I've bought about 20 books on Visual Studio .NET, and many of them are on Visual Basic. This is one of the best tutorials I've come across. Since I was familiar with a lot of the true beginner's stuff I skipped over most everything at the beginning and went immediately to chapter 13. The chapters are short, the code is minimal, but you get applications that are really useful and you get to build those projects that always stump you, like how to I get to print something, or how do I program an OpenDialog box to display files? (Many of the current Help examples in Visual Studio 2003 don't work and are useless.)
There is also fun stuff: The chapters on Agents are worth the price of the book alone. This opened a whole new world to me and my 16 year old son.
The book is already in need of an update since I am now using VS2003, and a couple of the chapters don't quite work with the old code, and there are a number of IDE differences as well. But most all of the applications work and you can get to modify them to suit your own applications.

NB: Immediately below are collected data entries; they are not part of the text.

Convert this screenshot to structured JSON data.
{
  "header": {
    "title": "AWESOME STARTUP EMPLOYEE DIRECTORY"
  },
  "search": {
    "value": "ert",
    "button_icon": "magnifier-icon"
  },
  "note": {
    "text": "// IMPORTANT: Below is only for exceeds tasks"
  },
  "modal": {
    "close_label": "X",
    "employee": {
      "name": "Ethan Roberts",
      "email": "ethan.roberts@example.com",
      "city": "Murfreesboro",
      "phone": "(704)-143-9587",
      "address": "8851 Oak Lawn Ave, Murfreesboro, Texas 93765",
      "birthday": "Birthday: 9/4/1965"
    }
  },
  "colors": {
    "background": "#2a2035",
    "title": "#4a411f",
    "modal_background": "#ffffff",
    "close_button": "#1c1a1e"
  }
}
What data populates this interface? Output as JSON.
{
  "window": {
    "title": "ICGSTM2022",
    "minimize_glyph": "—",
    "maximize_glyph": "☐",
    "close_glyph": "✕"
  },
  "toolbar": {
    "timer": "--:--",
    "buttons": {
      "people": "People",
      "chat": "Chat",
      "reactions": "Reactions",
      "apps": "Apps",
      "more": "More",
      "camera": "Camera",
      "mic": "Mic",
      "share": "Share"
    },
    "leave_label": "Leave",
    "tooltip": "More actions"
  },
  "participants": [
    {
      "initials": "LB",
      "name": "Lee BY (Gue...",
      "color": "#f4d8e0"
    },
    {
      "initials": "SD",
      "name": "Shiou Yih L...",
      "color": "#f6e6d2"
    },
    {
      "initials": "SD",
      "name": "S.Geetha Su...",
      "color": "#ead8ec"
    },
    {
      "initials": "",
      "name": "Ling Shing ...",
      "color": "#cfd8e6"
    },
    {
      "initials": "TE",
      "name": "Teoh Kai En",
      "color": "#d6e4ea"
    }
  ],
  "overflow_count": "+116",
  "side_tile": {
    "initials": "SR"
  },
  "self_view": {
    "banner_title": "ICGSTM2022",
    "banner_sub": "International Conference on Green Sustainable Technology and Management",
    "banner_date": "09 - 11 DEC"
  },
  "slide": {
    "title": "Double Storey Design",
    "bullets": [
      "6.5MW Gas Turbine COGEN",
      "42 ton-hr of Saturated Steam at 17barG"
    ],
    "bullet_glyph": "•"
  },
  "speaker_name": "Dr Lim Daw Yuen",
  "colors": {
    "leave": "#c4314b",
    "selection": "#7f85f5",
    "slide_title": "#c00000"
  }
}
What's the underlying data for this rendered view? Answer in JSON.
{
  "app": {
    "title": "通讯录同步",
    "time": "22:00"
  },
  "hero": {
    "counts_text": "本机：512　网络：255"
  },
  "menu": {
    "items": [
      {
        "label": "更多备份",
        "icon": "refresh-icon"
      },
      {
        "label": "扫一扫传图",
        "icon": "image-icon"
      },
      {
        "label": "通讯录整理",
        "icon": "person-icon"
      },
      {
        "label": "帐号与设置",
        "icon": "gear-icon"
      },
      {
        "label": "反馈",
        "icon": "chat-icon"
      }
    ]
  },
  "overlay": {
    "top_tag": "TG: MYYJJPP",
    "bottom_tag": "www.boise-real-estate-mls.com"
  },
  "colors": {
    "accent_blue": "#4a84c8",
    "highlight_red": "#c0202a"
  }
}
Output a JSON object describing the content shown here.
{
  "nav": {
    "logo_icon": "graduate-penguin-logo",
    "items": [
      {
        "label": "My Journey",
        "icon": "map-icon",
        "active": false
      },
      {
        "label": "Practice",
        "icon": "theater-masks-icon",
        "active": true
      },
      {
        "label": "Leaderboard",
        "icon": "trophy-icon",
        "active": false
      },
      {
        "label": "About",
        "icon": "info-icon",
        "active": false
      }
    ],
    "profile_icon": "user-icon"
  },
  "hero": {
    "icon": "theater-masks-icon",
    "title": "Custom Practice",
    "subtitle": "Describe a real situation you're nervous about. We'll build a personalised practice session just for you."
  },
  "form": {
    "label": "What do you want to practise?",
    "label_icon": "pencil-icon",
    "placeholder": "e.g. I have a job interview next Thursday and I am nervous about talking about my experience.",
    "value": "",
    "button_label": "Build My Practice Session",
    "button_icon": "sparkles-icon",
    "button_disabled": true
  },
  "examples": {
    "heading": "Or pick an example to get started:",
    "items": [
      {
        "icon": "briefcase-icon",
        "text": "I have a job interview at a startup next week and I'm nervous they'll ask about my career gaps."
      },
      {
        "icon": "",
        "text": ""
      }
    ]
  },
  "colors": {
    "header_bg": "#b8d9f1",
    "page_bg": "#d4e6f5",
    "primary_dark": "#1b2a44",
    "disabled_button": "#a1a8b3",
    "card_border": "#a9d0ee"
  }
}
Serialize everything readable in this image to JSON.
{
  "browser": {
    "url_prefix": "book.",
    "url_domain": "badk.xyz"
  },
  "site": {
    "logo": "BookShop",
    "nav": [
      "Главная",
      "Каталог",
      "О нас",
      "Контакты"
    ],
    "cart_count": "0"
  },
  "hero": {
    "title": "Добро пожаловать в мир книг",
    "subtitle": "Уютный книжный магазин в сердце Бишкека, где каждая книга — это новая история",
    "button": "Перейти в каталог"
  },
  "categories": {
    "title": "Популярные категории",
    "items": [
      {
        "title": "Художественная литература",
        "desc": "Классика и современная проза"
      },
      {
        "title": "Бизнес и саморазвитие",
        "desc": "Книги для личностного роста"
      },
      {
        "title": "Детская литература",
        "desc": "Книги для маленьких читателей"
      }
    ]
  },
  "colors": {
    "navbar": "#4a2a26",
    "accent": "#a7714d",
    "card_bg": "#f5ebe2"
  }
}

I would suggest an updated book with all the first 12 chapters removed, and with examples for Mobile devices added. Hint, hint, Mr. Crooks.
If you are a novice VB .NET programmer, this is one of the first books you should get. The other first books you should get have been rated in these reviews. Just find one with high marks and that explains how to use the IDE, and how to display "Hello, world".
Unfortunately, there are hardly any books on the new Visual Studio 2003, so you'll have slim pickings for those or just stuggle with the old books.